When you contact a new client, or they contact you, a portfolio of work samples along with a CV is usually a key requirement.  Whether you are new to the industry or a veteran, you will still have to prove your skills and abilities and this is your chance to ensure you demonstrate your capabilities to maximum effect.  Here are some basic rules to help you ensure that you make the most of your portfolio:

  1. Get the basics right – When you are writing your portfolio, first of all, ensure you are using a professional font like Times New Roman, Calibri, or Arial not Comic Sans MS.  Even if you are specializing in a more creative industry such as marketing, it will be better to demonstrate your creative flair through the texts you choose than garish colors or clip art.
  2. Check it, check it and then check it again – It should go without saying that any work included in your portfolio should have been proofread multiple times for any possible errors.  Ideally, get one or more fresh pairs of eyes to also read through it and check for errors as there will always come a point where it is hard to spot new ones.
  3. Consider your target audience – Like any marketing material, think about who your target market is and focus the pieces you include on that kind of reader, e.g., are you focusing on the financial services sector, or the retail sector or maybe the legal sector?  This isn’t necessarily about excluding other types of client but is about demonstrating a flair for the field you wish to specialize in.

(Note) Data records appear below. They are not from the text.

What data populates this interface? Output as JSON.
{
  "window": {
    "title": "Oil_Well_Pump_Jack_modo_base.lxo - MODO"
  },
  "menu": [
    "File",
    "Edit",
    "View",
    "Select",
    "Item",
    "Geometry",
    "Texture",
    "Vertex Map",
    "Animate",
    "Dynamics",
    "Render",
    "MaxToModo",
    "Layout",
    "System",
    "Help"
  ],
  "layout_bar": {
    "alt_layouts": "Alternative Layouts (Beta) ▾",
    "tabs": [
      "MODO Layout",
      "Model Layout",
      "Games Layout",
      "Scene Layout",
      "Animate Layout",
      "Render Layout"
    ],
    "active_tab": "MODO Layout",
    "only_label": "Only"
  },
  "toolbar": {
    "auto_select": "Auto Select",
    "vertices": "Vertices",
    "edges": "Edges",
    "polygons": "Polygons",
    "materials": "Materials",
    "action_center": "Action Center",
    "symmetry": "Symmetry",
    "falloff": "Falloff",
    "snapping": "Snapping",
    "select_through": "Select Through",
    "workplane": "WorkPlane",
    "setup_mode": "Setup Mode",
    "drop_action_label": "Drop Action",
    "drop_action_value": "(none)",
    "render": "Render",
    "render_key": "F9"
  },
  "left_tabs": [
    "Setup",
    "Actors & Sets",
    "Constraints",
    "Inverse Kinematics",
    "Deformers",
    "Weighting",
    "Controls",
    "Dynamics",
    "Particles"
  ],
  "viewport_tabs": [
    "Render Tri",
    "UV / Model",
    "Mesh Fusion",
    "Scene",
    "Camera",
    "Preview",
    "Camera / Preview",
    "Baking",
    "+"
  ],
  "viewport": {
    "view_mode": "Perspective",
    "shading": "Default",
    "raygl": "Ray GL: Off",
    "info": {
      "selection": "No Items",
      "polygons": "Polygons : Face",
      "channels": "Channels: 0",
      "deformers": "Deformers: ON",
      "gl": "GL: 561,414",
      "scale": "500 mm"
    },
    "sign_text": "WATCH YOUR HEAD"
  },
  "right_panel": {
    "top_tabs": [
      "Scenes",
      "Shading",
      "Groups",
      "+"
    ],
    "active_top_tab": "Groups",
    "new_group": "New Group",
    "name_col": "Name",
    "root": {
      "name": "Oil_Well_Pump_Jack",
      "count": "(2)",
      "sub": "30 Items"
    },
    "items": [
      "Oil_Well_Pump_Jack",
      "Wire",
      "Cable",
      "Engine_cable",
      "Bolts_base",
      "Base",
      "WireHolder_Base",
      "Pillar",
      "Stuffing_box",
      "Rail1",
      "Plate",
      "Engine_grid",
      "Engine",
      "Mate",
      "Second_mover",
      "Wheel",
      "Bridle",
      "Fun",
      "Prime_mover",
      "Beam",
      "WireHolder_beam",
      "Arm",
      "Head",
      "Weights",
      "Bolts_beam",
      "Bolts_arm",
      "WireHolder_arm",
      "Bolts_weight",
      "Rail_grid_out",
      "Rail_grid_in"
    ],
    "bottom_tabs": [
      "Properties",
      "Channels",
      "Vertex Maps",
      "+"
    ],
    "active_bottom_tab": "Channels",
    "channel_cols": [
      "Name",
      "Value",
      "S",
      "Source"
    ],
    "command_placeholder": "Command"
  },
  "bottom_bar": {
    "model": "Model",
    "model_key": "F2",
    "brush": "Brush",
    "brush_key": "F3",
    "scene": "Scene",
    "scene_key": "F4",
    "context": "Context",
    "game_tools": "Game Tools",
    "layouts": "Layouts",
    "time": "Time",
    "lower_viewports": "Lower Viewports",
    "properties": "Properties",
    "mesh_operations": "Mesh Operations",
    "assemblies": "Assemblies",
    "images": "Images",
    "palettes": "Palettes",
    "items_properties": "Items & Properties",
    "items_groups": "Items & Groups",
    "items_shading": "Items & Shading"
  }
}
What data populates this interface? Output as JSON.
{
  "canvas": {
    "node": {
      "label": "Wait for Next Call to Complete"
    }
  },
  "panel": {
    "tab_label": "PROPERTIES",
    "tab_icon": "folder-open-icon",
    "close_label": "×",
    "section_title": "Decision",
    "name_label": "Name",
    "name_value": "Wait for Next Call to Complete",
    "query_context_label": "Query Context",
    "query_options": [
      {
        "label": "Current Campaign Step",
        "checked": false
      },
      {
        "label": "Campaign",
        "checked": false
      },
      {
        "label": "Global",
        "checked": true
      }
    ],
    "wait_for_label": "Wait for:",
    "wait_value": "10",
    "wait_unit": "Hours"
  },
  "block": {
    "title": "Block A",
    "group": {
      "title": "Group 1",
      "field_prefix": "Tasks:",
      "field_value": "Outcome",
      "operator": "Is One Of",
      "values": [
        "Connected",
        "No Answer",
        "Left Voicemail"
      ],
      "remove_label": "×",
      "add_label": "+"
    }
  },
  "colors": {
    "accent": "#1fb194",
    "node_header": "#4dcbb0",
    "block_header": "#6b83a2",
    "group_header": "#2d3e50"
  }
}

  4. Decide your goals – If you are offering a range of services, e.g., copy editing and proofreading as well as translating, will you include samples of these too?  Where you are offering multiple languages you will presumably wish to include pieces in each language.  Then there is different industries as well as different specializations.  A possible solution to this conundrum is to create a few different versions of your portfolio designed with different target clients in mind.
  5. Be careful with copyright – The last thing you want to do is upset a former client, so always ensure you have their permission before sharing any work you have done.  Most clients are happy for work to be used as a sample if it is written anonymously, and they may be happy for you to use their name provided you discuss it first.  Obviously, it is also very important to ensure you are complying with any confidentiality or non-disclosure agreements that you may have signed too.
  6. Select your material with care – You want to provide a broad range of your professional skills and expertise so make sure that you are focusing on quality rather than quantity.  Look for texts that demonstrate a high level of complexity, and if you are targeting a specific niche market, e.g., the financial services sector look for some technical jargon that demonstrates your familiarity with current topics.  Try to include some examples that will demonstrate your awareness of local culture, idioms, similies etc.
  7. Portfolio design, layout, and use – Ensure you have designed your portfolio carefully to look professional. The word count for each sample should not exceed 300 words or it simply won’t be read.  It needs to have a header section to cover key points such as:
  • Project scope and time spent
  • Client name (if applicable)
  • Subject area
  • Document type
  • Target audience

You will need a printed version to take to client meetings and an online version to send to prospective clients along with a CV, or to upload to freelance job boards such as Proz.  You may even want to consider building a website for your company and making it available there.